The words “cold calling” still make sales people sweat.

I was on the phone with a client just a moment ago, while writing this, and he told me the biggest problem with his sales team is call reluctance. When I asked him why they won’t make more calls, he said they hated being rejected.

Here are two things you can do about cold calling to instantly make you, and your team, more effective at overcoming the “objections” they get:

Number One: Recognize that objections while cold calling aren’t really objections – they are just resistance statements.

It’s like when you go into a store and are asked, “Can I help you?” and you automatically reply, “No, just looking.” You aren’t really just looking—you’re usually looking for something specific (why else would you be there?). But you don’t want to deal with a sales rep so you give them resistance.

This usually makes them go away, but when you can’t find something, you seek them out – just like your clients do when they need you.

Number Two: Script out effective ways to deal with this resistance so you can get around it and start qualifying.

Here are some effective ways to do that with the resistance statement: “I’m/we’re not interested.”

If you make “warm” calls to someone who has filled out a web lead and you have to call them back and get “Not Interested” then say: 

“That’s perfectly okay, _________, you’ve probably forgotten that you (filled in a form, requested info, etc.) so I don’t expect you to be interested in what you must think is a cold call.

“But just to remind you – on (date/time) you (visited our website/dropped by our booth/filled out a form, etc.)—just out of curiosity, what were you looking for at that time?”

For inactive accounts or people you’ve not spoken to in a while:

“I’m not interested”

Response:

“That’s fine _________, and I’m simply calling to update your account information for our records. Quick question: Are you still the right contact person who handles ordering the ________ for your company?”

Or

“Oh that’s okay, I’m not calling to sell you anything today. Just want to make sure you still know we’re here in case you do need something down the road. By the way, do you guys still carry/use/order ________?”

Related: Is This a Good Time to Speak?

For cold calling or prospecting calls:

“I’m not interested”

Response:

“Quick question: Does that mean you’re not interested at this moment, but in a few months things could change, and I should keep in touch?”

Or

“I’m with you—quick question though: are you the right contact for this, or is there another department (or person) I should check with?”

Or

“I understand.

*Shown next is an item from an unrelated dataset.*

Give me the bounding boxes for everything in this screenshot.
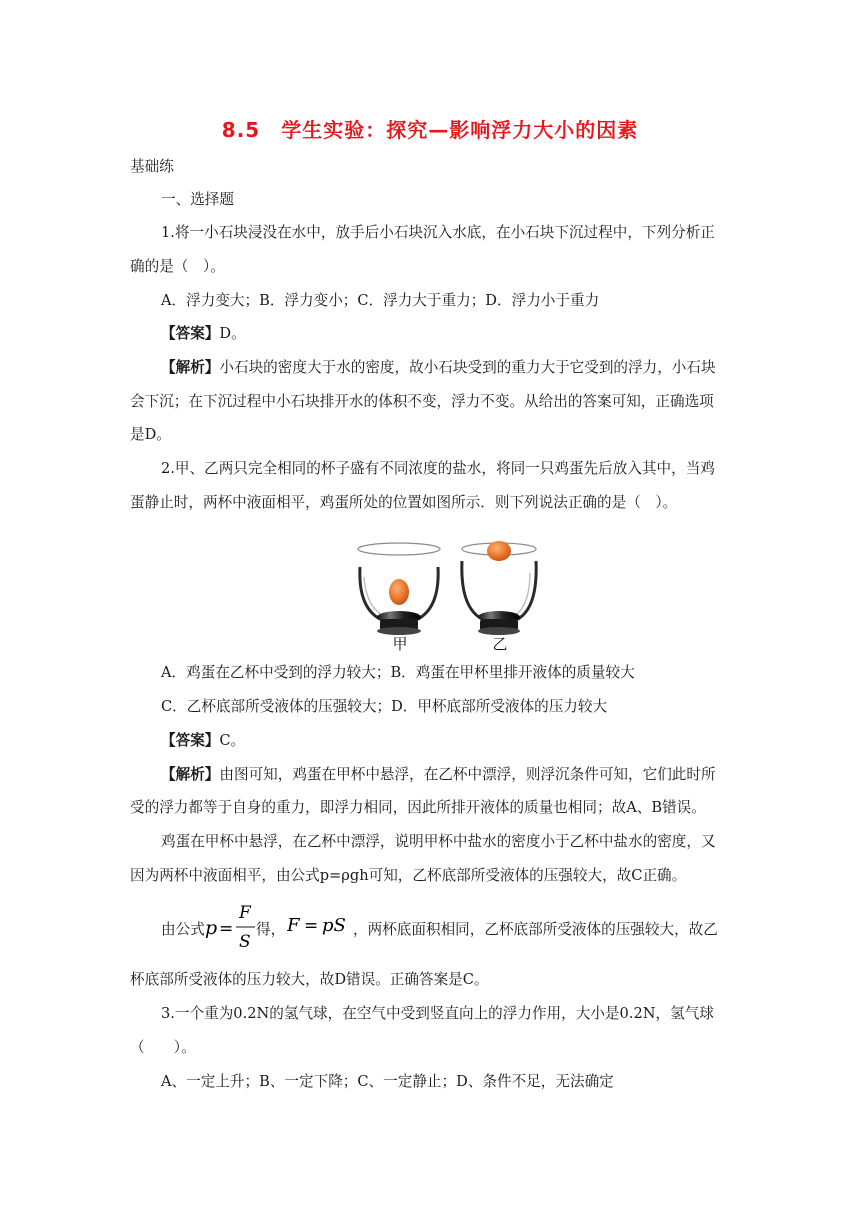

What would have to change for you to be more open to something like this in the future?”

This is how you get better at cold calling (or prospecting or whatever you call it). You will be much more confident if you take the time to prepare yourself for the resistance statements you get over and over again. Once you do, and once you begin getting past your prospect’s defensive barriers, you – and your team – will make more calls and begin closing more deals.